South African private sector activity expanded at a slower rate in April as power cuts and floods in KwaZulu-Natal province weighed on output and new orders, a survey showed on Thursday, 6 May...
Source: Reuters/Rogan Ward
The S&P Global South Africa Purchasing Managers' Index (PMI) fell to 50.3 in April from 51.4 in March, dropping to its lowest in four months. A reading above 50 shows growth in the sector.
"While global supply constraints were exacerbated by Covid-19 lockdown policies in China and the Russia-Ukraine war, severe floods in the KwaZulu-Natal province contributed to a further sharp decline in vendor delivery times," said David Owen, economist at S&P Global.
"Firms also faced severe rounds of loadshedding (power cuts) that led to a stronger fall in output volumes."
In April, floods in the coastal province of KwaZulu-Natal killed more than 400 people, damaged infrastructure and disrupted operations at Durban, one of Africa's busiest ports.
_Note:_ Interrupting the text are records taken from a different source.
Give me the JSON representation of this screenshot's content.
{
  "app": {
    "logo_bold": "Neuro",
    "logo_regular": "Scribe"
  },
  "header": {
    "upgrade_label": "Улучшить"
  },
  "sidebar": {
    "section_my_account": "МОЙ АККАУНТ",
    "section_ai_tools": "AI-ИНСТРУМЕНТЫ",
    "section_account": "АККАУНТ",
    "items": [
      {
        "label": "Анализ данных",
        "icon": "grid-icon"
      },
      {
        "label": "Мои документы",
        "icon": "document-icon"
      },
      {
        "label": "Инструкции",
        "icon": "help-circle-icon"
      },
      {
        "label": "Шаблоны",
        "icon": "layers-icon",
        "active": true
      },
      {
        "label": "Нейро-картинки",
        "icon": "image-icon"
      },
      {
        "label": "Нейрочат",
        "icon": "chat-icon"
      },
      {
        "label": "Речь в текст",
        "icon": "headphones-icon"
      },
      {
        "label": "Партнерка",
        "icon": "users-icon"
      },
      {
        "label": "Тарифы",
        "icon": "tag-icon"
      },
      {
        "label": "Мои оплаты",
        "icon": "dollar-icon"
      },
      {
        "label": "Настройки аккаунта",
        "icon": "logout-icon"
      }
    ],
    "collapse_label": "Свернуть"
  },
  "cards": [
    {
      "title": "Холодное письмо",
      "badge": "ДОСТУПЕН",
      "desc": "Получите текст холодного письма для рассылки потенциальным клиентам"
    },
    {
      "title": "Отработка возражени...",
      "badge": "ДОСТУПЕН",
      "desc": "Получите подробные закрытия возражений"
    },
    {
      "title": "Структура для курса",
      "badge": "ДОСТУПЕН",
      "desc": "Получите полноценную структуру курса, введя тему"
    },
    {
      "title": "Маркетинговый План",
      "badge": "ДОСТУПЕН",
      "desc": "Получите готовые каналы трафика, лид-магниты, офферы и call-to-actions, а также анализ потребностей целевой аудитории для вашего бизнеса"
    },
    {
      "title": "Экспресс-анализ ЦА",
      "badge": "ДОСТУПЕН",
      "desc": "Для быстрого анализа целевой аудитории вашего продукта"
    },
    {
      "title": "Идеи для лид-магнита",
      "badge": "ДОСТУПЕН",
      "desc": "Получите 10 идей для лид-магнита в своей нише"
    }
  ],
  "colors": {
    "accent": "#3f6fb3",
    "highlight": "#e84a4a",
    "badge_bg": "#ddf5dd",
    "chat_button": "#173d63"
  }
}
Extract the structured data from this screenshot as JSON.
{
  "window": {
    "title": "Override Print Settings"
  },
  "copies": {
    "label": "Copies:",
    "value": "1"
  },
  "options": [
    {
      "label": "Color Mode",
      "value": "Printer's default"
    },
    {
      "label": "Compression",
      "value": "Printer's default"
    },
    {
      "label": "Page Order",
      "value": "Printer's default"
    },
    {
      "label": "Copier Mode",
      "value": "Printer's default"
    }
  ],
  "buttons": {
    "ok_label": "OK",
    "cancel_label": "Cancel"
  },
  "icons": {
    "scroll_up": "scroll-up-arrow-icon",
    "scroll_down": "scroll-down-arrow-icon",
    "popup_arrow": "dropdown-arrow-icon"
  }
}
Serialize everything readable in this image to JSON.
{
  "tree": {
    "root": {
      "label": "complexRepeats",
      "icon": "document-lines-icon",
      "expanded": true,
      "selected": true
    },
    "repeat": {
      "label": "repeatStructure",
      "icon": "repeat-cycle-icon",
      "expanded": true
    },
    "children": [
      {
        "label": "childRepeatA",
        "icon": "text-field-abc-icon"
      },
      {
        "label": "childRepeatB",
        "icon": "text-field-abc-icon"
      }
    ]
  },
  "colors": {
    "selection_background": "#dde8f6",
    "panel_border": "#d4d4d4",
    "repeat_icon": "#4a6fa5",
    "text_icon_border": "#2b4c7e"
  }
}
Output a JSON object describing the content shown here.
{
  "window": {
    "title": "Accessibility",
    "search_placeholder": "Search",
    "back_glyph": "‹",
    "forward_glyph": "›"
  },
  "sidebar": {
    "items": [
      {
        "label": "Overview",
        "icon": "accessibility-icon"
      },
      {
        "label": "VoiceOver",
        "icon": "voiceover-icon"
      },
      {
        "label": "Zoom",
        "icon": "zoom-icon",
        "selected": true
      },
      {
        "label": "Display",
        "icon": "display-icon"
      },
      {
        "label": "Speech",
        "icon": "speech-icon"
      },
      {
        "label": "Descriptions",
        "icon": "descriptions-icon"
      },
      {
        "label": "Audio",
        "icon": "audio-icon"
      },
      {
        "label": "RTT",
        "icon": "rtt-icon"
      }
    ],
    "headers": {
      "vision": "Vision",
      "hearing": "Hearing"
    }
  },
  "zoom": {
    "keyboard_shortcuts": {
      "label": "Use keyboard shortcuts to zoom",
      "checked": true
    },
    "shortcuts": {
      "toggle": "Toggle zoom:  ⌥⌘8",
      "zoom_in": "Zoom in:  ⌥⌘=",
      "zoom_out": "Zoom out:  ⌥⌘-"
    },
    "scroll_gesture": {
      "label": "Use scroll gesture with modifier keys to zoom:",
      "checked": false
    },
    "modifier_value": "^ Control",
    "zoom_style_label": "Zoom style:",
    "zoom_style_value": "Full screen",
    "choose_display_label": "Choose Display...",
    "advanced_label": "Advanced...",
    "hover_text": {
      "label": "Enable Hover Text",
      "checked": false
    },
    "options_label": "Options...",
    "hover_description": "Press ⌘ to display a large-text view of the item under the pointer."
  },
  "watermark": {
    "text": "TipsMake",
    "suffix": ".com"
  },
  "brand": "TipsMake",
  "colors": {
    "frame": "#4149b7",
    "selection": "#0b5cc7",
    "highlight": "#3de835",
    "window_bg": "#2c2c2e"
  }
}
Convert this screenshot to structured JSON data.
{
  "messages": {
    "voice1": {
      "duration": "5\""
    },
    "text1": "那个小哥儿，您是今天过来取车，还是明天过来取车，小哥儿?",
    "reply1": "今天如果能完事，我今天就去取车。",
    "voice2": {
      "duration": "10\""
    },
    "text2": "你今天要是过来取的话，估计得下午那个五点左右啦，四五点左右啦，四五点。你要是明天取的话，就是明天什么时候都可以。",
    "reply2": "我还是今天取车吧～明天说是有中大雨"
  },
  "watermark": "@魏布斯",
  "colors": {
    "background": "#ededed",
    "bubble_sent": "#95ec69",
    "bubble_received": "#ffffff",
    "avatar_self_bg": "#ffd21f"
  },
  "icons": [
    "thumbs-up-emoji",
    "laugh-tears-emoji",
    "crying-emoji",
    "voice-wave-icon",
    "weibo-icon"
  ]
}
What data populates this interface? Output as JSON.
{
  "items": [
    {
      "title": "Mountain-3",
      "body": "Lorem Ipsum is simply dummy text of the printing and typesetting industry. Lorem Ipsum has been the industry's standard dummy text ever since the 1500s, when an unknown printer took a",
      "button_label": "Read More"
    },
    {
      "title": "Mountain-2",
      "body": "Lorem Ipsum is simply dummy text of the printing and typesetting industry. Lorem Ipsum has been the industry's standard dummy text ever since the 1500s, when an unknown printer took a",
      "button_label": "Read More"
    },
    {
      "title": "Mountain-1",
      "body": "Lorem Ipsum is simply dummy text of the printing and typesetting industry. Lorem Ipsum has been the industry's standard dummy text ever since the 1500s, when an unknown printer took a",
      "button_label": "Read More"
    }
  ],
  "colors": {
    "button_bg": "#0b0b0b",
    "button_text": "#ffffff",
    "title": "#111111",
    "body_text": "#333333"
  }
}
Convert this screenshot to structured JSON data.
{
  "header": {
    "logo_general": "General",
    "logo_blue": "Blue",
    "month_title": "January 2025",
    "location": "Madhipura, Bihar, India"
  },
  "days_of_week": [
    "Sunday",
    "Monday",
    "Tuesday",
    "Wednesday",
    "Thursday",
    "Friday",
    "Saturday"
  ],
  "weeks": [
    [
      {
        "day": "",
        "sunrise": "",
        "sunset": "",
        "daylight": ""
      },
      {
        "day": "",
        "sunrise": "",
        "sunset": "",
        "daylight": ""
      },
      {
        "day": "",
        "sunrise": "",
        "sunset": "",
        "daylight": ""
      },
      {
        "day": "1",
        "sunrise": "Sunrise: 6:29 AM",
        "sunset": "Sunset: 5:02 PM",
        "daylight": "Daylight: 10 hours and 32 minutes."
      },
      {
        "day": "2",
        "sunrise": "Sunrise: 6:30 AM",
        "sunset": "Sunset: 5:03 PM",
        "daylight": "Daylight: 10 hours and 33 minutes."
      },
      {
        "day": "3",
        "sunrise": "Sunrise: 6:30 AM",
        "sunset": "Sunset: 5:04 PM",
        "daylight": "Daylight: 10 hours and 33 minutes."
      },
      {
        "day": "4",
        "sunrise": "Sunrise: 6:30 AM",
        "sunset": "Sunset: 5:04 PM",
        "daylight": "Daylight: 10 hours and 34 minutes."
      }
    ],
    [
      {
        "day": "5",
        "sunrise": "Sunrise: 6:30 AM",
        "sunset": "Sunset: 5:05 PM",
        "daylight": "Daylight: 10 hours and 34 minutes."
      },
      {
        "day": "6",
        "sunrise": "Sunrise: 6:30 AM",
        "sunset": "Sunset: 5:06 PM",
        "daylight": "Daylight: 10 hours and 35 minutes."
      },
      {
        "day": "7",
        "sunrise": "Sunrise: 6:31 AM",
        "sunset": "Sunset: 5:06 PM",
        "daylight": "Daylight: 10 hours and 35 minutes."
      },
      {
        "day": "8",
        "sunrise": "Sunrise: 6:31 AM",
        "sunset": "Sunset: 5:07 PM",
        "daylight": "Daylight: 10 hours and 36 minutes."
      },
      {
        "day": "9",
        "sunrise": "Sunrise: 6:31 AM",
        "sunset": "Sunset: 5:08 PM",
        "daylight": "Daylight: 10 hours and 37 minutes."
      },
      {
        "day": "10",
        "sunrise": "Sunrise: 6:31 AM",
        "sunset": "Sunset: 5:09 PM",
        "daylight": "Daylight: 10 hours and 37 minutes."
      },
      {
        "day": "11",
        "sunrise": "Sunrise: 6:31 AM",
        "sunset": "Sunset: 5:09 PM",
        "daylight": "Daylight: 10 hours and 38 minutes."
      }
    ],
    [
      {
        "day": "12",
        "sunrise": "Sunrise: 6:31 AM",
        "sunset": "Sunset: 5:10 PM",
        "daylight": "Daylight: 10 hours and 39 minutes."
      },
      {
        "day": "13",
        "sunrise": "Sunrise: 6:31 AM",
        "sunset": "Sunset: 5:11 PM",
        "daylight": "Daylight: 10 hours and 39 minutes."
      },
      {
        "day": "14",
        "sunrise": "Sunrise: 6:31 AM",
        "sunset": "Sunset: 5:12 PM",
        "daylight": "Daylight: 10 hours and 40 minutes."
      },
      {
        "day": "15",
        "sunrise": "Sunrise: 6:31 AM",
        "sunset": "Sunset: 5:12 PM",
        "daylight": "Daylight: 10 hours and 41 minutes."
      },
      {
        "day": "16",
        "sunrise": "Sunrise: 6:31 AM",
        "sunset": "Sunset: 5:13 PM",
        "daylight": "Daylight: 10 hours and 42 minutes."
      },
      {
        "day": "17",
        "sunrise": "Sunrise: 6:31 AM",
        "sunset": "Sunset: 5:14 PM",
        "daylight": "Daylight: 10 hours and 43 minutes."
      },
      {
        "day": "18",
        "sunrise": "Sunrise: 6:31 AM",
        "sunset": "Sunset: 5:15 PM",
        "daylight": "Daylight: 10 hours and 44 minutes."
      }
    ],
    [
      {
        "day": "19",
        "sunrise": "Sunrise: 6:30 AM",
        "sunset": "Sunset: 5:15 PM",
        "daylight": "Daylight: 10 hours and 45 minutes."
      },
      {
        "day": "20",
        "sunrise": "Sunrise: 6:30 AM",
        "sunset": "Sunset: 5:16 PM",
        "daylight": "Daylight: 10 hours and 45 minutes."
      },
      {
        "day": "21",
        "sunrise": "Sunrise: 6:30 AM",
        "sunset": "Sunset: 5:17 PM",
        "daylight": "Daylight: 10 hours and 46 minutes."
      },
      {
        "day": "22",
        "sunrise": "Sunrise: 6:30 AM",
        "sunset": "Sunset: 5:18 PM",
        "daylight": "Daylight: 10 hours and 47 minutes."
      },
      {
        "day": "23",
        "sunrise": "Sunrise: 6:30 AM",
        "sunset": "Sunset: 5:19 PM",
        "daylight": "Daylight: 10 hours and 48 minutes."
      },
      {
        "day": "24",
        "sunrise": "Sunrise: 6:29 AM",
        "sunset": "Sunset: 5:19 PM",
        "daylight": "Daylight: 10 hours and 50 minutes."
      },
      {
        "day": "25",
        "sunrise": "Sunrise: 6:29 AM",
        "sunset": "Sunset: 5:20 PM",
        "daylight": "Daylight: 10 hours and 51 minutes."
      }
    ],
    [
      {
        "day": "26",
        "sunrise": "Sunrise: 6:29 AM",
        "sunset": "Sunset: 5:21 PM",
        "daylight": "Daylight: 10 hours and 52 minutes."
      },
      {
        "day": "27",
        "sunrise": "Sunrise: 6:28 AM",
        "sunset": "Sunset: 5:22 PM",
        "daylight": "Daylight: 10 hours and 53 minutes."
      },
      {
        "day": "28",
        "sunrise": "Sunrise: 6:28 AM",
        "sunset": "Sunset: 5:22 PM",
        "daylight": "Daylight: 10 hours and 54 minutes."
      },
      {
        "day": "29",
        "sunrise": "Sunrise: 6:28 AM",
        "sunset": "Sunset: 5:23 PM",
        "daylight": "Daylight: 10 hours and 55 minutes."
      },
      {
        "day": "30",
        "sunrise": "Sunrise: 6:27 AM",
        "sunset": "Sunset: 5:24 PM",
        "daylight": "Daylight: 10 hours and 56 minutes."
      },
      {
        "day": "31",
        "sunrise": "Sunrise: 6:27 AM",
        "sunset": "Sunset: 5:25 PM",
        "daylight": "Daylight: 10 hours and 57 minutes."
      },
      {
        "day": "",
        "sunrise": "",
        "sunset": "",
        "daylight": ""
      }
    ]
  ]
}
First sales decline in 3 months
Owen added that new orders data showed clients were increasingly struggling with rising prices in April, with higher fuel prices a particular concern for both businesses and households, while a weaker rand added to total import costs. This contributed to a decline in sales for the first time in three months.
"With businesses facing the prospect of further loadshedding, sharp cost inflation and supply-side problems, output growth is expected to be subdued in the near term," Owen said.
"Nevertheless, South African businesses continue to forecast a rise in activity over the 12-month period that will likely be driven by a bounce-back in demand from the pandemic."